ArtAujourdhui.Hebdo
N° 147 - du 15 octobre 2009 au 21 octobre 2009
L'AIR DU TEMPS
L’artiste et la mort
Excepté quelques cas emblématiques de sculptures qui s’autodétruisent ou d’installations qui se fondent dans la nature, les artistes ont l’ambition légitime de créer pour l’éternité. A la différence de Zeno, le héros du romancier Italo Svevo, qui n’arrêtait pas de fumer sa « dernière cigarette », les artistes ne peuvent pas tricher avec leur dernière œuvre. Sont-ils, à un moment donné, conscients d’y travailler ? Dans une époque qui prétend avoir surmonté bien des tabous, celui de la mort reste vigoureux. La dernière exposition d’envergure sur ce thème remonte à 1989 à la Fondation Maeght.
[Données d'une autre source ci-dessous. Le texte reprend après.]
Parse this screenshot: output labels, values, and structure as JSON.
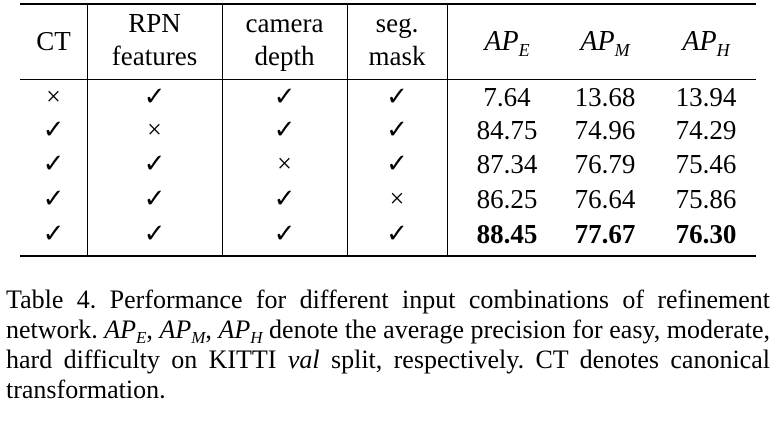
{
  "table": {
    "headers": [
      {
        "lines": [
          "CT"
        ]
      },
      {
        "lines": [
          "RPN",
          "features"
        ]
      },
      {
        "lines": [
          "camera",
          "depth"
        ]
      },
      {
        "lines": [
          "seg.",
          "mask"
        ]
      },
      {
        "base": "AP",
        "sub": "E"
      },
      {
        "base": "AP",
        "sub": "M"
      },
      {
        "base": "AP",
        "sub": "H"
      }
    ],
    "rows": [
      {
        "marks": [
          "×",
          "✓",
          "✓",
          "✓"
        ],
        "values": [
          "7.64",
          "13.68",
          "13.94"
        ],
        "bold": false
      },
      {
        "marks": [
          "✓",
          "×",
          "✓",
          "✓"
        ],
        "values": [
          "84.75",
          "74.96",
          "74.29"
        ],
        "bold": false
      },
      {
        "marks": [
          "✓",
          "✓",
          "×",
          "✓"
        ],
        "values": [
          "87.34",
          "76.79",
          "75.46"
        ],
        "bold": false
      },
      {
        "marks": [
          "✓",
          "✓",
          "✓",
          "×"
        ],
        "values": [
          "86.25",
          "76.64",
          "75.86"
        ],
        "bold": false
      },
      {
        "marks": [
          "✓",
          "✓",
          "✓",
          "✓"
        ],
        "values": [
          "88.45",
          "77.67",
          "76.30"
        ],
        "bold": true
      }
    ]
  },
  "caption": {
    "text1": "Table 4. Performance for different input combinations of refinement network. ",
    "ap_base": "AP",
    "sub_e": "E",
    "sub_m": "M",
    "sub_h": "H",
    "sep": ", ",
    "text2": " denote the average precision for easy, moderate, hard difficulty on KITTI ",
    "italic_word": "val",
    "text3": " split, respectively. CT denotes canonical transformation."
  }
}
Le musée d’Art moderne de la ville de Paris se penche à son tour sur ce problème funèbre. A travers les cas de Chen Zhen, Gonzales-Torres ou Robert Mapplethorpe, il examine le chant du cygne d’artistes qui savent que l’ultimatum est très proche. Si Gilles Aillaud libère ses animaux autrefois en cage, si Hans Hartung s’évade dans de grands formats, Mapplethorpe préfère multiplier, avec des crânes, les références à la Faucheuse, tandis que James Lee Byars scénographie sa propre disparition. On regrette l’absence de quelques vivants, comme Roman Opalka qui travaille depuis près d’un demi-siècle à une unique et ultime œuvre : la peinture d’une suite de nombres croissants qui s’éclaircissent au fil des ans. La plus impressionnante parabole sur le fini et l’infini…
EXPOSITIONS
Encres de Chine
BRUXELLES – En 353, un groupe de lettrés se réunit et produit un chef-d’œuvre de l’écriture à la main : la Préface du Pavillon des orchidées. Nous avons beau être au XXIe siècle, à l’époque du traitement de texte et d’internet, la calligraphie n’en demeure pas moins en Chine une discipline vivante. L’exposition organisée dans le cadre d’Europalia entend le prouver. Parmi les prêts du musée du Palais de Pékin et du musée des Arts de Chine, on trouve certes des documents très anciens, notamment ceux qui remontent à l’âge d’or de la dynastie Song mais également des œuvres contemporaines (la version de 1956 du Pavillon des orchidées par Fu Baoshi). L’organisation en sections permet de mieux comprendre le rôle de la calligraphie dans la religion, l’expression du pouvoir ou la création littéraire.
Maíno sort de l’ombre
MADRID – Les grandes expositions jouent parfois le rôle de révélateur – trop rarement. C’est le cas pour celle que le musée du Prado consacre à Juan Bautista Maíno (1581-1649). Cet artiste qui n’a laissé que quatre tableaux signés a pourtant accédé aux plus hautes fonctions à son époque : Philippe II l’avait nommé maître de dessin de son fils, le futur Philippe IV. Ce qui n’empêche pas sa biographie de comporter de nombreuses zones d’ombre. La rétrospective rassemble le fonds du Prado – avec son chef-d’œuvre, le monumental retable de Saint Pierre martyr, peint pour le monastère des Dominicains de Tolède, où il avait pris les ordres. Essentiellement religieuse, sa peinture compte également quelques portraits et scènes d’histoire. Une quarantaine de compositions permettent de la recomposer, tout en la confrontant à la production de certains de ses contemporains comme Vélasquez ou Guido Reni.
Lumière sur Soulages
PARIS – C’est le grand aîné de la peinture française : pour fêter ses 90 ans, le Centre Pompidou offre une ambitieuse rétrospective à Pierre Soulages, exposant de l’abstraction que certains projets (comme les vitraux de l’abbatiale de Conques) ont rapproché du grand public. On ne peut guère accuser l’institution d’opportunisme : en 1979 déjà, alors que Soulages commençait à peine sa série Outrenoir (de grandes compositions entièrement noires reflétant la lumière), elle lui consacrait une exposition. L’arc temporel est autrement plus large aujourd’hui, couvrant plus de 60 ans d’activité, des brous de noix de l’immédiat après-guerre aux goudrons sur verre, jusqu’aux derniers polyptyques, encore inédits.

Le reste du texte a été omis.